Lepikov shot a startled look at her. “What?”

“I quote Comrade Lenin,” Godelinsky said. “He approved ‘the legitimate uses of violence.’”

“We are not here to debate ideology,” Lepikov snapped.

“But we are,” Hupp said. “The Madman’s ideology should occupy our every waking moment.”

“Do you suggest Lenin was mad?” Lepikov demanded.

“That’s not at issue,” Hupp said. “But understanding one madman throws light on others. There are no sacred cows in the laboratory.”

“I will not follow the capitalist herring,” Lepikov growled.

Hupp grinned. “The original expression, Sergei, was ‘red herring.’”

“The color of a fish does not make it less fishy,” Lepikov said. “I make myself clear, Joe?” There was no familiarity in Lepikov’s tone.

Hupp chose to enjoy the sally, laughing, then: “You are right, Sergei. Absolutely right.”

“The issue is how does this Madman think of himself,” Beckett said.

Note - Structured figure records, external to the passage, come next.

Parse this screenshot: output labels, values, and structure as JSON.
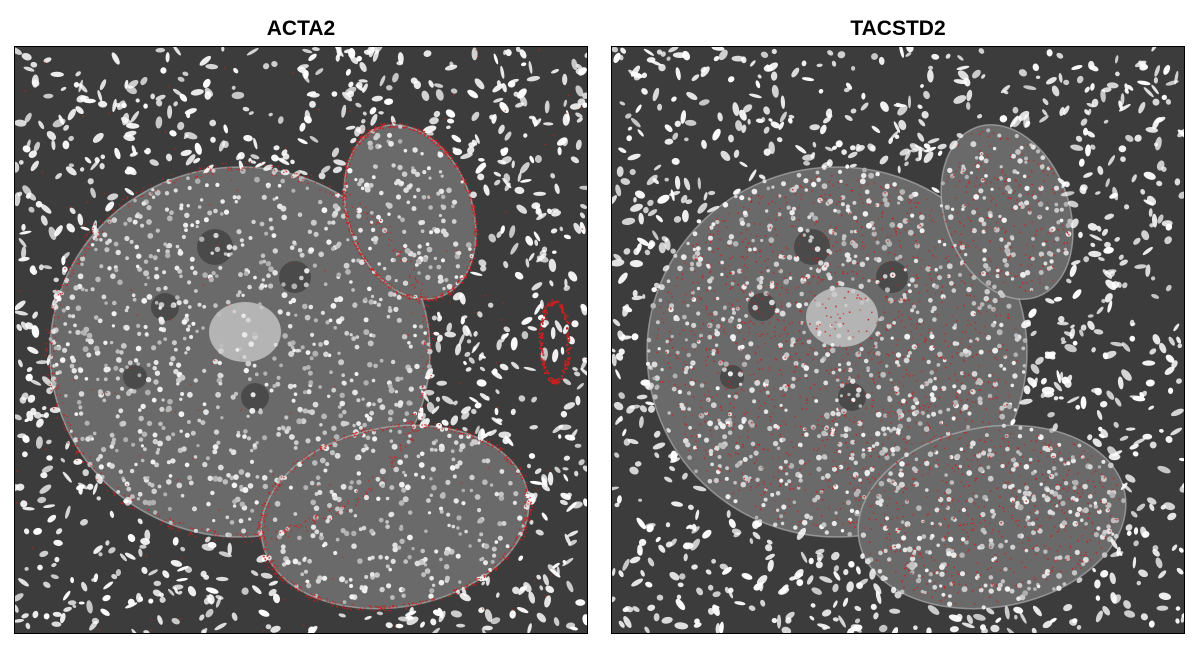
{
  "panels": [
    {
      "title": "ACTA2",
      "marker_color": "#cc1f1f",
      "background_tone": "#3c3c3c",
      "nuclei_color": "#e8e8e8",
      "image": "fluorescence-tissue-section"
    },
    {
      "title": "TACSTD2",
      "marker_color": "#cc1f1f",
      "background_tone": "#3c3c3c",
      "nuclei_color": "#e8e8e8",
      "image": "fluorescence-tissue-section"
    }
  ]
}
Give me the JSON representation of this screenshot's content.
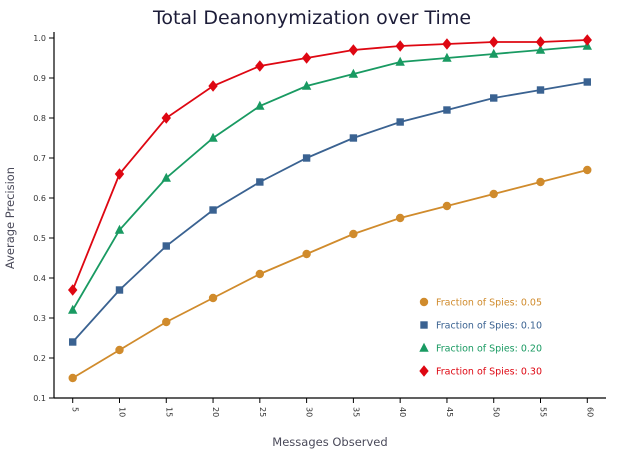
{
  "title": "Total Deanonymization over Time",
  "chart_data": {
    "type": "line",
    "title": "Total Deanonymization over Time",
    "xlabel": "Messages Observed",
    "ylabel": "Average Precision",
    "xlim": [
      3,
      62
    ],
    "ylim": [
      0.1,
      1.0
    ],
    "grid": false,
    "legend_position": "inside lower right",
    "x": [
      5,
      10,
      15,
      20,
      25,
      30,
      35,
      40,
      45,
      50,
      55,
      60
    ],
    "xticks": [
      5,
      10,
      15,
      20,
      25,
      30,
      35,
      40,
      45,
      50,
      55,
      60
    ],
    "yticks": [
      0.1,
      0.2,
      0.3,
      0.4,
      0.5,
      0.6,
      0.7,
      0.8,
      0.9,
      1.0
    ],
    "series": [
      {
        "name": "Fraction of Spies: 0.05",
        "color": "#D08B2C",
        "marker": "circle",
        "values": [
          0.15,
          0.22,
          0.29,
          0.35,
          0.41,
          0.46,
          0.51,
          0.55,
          0.58,
          0.61,
          0.64,
          0.67
        ]
      },
      {
        "name": "Fraction of Spies: 0.10",
        "color": "#3A6291",
        "marker": "square",
        "values": [
          0.24,
          0.37,
          0.48,
          0.57,
          0.64,
          0.7,
          0.75,
          0.79,
          0.82,
          0.85,
          0.87,
          0.89
        ]
      },
      {
        "name": "Fraction of Spies: 0.20",
        "color": "#199A62",
        "marker": "triangle",
        "values": [
          0.32,
          0.52,
          0.65,
          0.75,
          0.83,
          0.88,
          0.91,
          0.94,
          0.95,
          0.96,
          0.97,
          0.98
        ]
      },
      {
        "name": "Fraction of Spies: 0.30",
        "color": "#DE0712",
        "marker": "diamond",
        "values": [
          0.37,
          0.66,
          0.8,
          0.88,
          0.93,
          0.95,
          0.97,
          0.98,
          0.985,
          0.99,
          0.99,
          0.995
        ]
      }
    ]
  }
}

Foss agreed: “Does he act with courage and honor? He seems hipped on that.”

“There is a passage worthy of note,” Danzas said. He leafed through his pages, nodded at something he found, then read:

“Terrorists always assault honor, dignity and self-respect. Their own honor is the first to die. You should recognize that the IRA Provos have abandoned Irish honor. Under Erin’s old Brehon Law, you could kill an enemy only in open battle, each equally armed. The better man earned the respect of all. A warrior was generous and fair. Where was the generosity and fairness in the bomb that killed the innocents at Grafton Street?”

“Grafton Street, that is where O’Neill’s wife and children were killed by the bomb,” Godelinsky said. “This is either O’Neill or an extremely clever disguise.”

“Perhaps,” Danzas said. Once more, he bent to his notes and read from a letter:

“These Provisional IRA murderers remind me of the boot-licking lackeys who served Dublin Castle in the worst days of Ireland’s degradation. Their methods are no different. England ruled with torture and deadly violence. The self-serving Provo cowards learned that lesson well. Having learned it, they refuse to learn any other lesson. So I give them a lesson no one will ever forget!”

“These Provisional IRAs, these Provos, they are the ones who set the bomb at Grafton Street?” Foss asked.

“Our Madman singles them out but he apparently makes little distinction between terrorists,” Hupp said. “Regard that he blames Great Britain and Libya equally and he warns the Soviet Union because of alleged complicity with Libya.”

“A lie!” Lepikov said.

“Francois,” Foss said, leaning forward to stare directly at Danzas. And she thought:
He calls me by my given name. How does he take to the same familiarity?

Danzas appeared unoffended. “Yes?”

“Do you and Joe see this as more than a schizoid diatribe?”

Hupp answered: “These are words of outrage wrenched from an agonized human being. It is O’Neill, of that I am sure. The question before us is: How does he view himself?”

“Here are his own words,” Danzas said, returning to his notes.

“Every tyrant in history is marked by indifference to misery. That is a clear way to identify tyranny. Now, I am the tyrant. You must deal with me. You must answer to me. And I am indifferent to your misery. Out of this indifference, I ask you to consider the consequences of your own violent actions and violent inactions.”